Saturday, May 21, 2022

Is it a planet or a star?

When one looks at a planet with the naked eye in the evening, one of the first things that jumps to the eye is that its light is fixed, unlike that of the stars that, on the other hand, continually sparkle.

Despite of what we might think, this phenomenon is not affected by the different physical properties of stars and planets and is not related to the fact that stars shine with their own light while planets reflect sunlight. The explanation lies in the properties of the Earth’s atmosphere and the different distances between planets and stars.

The Earth’s atmosphere is an extremely complex structure, which at first approximation can be described as composed of a series of parallel layers in turn divided into vortices of about ten centimeters in diameter (the ovals in the figure). Each of these vortices is characterized by physical properties (refractive index, temperature, etc.) that vary slightly from one another. When the wave front coming from a star (that is its light) passes into the atmosphere it is refracted and distorted. Atmospheric vortices are in constant motion due to the wind: in a subsequent instant of time the wave front will pass through a different atmospheric layer and will be refracted in a different direction.

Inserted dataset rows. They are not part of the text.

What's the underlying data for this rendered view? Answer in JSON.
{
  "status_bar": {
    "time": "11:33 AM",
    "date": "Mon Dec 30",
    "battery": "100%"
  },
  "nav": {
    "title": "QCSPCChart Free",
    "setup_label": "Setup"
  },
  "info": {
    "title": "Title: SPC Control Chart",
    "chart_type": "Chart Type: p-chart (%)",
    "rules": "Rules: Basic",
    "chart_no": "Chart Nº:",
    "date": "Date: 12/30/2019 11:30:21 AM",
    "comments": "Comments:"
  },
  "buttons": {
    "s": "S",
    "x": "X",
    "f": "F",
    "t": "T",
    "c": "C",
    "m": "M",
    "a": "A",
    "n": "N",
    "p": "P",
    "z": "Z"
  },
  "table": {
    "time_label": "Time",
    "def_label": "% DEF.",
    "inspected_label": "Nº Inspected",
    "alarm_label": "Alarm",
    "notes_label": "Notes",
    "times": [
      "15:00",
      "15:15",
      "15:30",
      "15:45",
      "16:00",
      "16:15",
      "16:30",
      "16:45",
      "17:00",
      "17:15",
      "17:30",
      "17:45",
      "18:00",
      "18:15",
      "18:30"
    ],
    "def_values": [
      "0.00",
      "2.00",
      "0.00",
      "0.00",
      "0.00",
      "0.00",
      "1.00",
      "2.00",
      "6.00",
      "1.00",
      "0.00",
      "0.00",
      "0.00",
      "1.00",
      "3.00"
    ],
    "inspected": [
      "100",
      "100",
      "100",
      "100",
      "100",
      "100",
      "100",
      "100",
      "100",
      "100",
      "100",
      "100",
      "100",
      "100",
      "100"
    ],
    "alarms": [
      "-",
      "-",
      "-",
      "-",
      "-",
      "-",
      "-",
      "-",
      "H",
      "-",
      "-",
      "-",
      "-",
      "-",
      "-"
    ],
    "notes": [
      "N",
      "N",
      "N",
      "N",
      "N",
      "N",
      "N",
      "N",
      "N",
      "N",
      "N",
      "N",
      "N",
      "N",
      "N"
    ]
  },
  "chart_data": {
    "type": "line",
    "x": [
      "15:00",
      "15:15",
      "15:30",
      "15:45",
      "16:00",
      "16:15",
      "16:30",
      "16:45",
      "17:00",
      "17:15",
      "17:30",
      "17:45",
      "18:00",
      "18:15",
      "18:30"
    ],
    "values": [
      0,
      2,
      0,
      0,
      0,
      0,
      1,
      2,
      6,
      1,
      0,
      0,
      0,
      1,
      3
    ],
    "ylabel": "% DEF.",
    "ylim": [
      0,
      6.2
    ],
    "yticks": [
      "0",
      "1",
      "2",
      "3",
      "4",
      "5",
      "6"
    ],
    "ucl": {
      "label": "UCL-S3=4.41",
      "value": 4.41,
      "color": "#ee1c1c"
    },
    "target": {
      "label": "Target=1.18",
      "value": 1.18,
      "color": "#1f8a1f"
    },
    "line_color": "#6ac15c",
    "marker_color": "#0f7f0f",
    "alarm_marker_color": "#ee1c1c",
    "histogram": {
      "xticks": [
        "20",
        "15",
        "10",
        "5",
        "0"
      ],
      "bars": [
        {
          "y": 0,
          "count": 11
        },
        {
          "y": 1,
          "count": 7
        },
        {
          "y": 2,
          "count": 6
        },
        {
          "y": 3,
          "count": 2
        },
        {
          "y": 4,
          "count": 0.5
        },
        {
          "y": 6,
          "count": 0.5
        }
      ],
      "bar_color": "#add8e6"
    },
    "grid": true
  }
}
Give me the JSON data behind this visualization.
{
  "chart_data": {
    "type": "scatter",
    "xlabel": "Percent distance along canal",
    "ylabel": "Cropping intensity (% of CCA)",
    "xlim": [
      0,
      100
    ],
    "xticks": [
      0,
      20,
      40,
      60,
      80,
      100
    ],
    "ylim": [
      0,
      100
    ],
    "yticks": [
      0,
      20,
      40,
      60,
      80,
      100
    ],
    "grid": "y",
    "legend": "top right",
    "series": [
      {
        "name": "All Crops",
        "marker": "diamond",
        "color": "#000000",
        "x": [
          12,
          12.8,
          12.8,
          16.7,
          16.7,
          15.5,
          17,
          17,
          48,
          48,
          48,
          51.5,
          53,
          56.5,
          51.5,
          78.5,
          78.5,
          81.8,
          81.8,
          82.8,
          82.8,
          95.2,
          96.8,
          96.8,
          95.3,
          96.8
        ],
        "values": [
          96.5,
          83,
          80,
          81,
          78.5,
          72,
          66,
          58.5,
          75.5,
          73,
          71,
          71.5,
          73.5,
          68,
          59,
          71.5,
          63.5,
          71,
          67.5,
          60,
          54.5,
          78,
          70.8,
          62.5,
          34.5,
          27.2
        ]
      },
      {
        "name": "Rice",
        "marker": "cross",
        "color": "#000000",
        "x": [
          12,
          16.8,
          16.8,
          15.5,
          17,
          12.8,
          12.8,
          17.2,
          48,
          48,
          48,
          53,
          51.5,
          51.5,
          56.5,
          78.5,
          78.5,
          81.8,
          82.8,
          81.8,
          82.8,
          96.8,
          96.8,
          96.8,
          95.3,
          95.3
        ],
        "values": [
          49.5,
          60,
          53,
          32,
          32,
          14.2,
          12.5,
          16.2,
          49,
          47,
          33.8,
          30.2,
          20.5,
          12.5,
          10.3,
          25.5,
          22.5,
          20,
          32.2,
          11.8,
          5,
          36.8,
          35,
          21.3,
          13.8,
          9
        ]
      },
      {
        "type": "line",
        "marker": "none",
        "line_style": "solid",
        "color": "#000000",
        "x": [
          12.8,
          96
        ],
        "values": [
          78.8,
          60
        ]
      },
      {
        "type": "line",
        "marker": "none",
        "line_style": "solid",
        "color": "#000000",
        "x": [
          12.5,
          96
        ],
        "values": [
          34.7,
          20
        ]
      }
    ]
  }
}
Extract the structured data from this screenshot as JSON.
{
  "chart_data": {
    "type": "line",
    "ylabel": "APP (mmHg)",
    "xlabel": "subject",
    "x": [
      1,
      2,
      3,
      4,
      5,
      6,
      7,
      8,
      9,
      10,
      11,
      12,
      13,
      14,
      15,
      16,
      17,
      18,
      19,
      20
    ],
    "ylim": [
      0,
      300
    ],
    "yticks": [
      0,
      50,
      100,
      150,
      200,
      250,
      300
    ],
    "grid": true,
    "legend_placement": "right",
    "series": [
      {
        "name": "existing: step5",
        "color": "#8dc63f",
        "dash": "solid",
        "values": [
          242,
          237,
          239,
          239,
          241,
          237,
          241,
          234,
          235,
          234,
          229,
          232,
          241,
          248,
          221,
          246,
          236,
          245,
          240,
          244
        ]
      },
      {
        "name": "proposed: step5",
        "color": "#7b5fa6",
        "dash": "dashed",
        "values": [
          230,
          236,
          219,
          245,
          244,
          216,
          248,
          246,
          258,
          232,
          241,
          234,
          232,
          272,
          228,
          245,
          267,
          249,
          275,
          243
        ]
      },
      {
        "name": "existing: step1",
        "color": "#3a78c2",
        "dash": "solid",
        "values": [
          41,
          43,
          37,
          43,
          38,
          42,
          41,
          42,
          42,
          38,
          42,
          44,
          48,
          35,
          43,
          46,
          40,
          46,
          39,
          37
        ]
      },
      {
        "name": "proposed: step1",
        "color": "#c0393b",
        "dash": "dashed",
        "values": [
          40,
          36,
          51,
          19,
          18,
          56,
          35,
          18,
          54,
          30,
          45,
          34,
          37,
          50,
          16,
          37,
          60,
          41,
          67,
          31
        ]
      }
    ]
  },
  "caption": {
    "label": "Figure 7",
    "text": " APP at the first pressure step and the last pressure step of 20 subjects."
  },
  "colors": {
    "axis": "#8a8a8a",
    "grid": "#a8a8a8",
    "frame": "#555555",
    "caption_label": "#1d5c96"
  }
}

Integrated over time, this phenomenon gives rise to the scintillation of the stars, that is to their continuous variation in brightness.

According to what has been said so far we should observe the scintillation also for the planets, but we must take into account their distance. 

The stars are in fact very far away and appear as point-like objects even at the most powerful of telescopes. Planets are not point-like, but they are extended objects that can be solved. By some calculation it is found that the average size of the wavefronts coming from the stars is about ten centimeters (comparable to that of atmospheric vortices), while the wave fronts of the planets have an extension on the order of the meter. These wavefronts when they pass into the atmosphere are spread over several vortices and the deviations induced by refraction are mediated, resulting null when integrated in time. Consequently, the light of the planets appears fixed.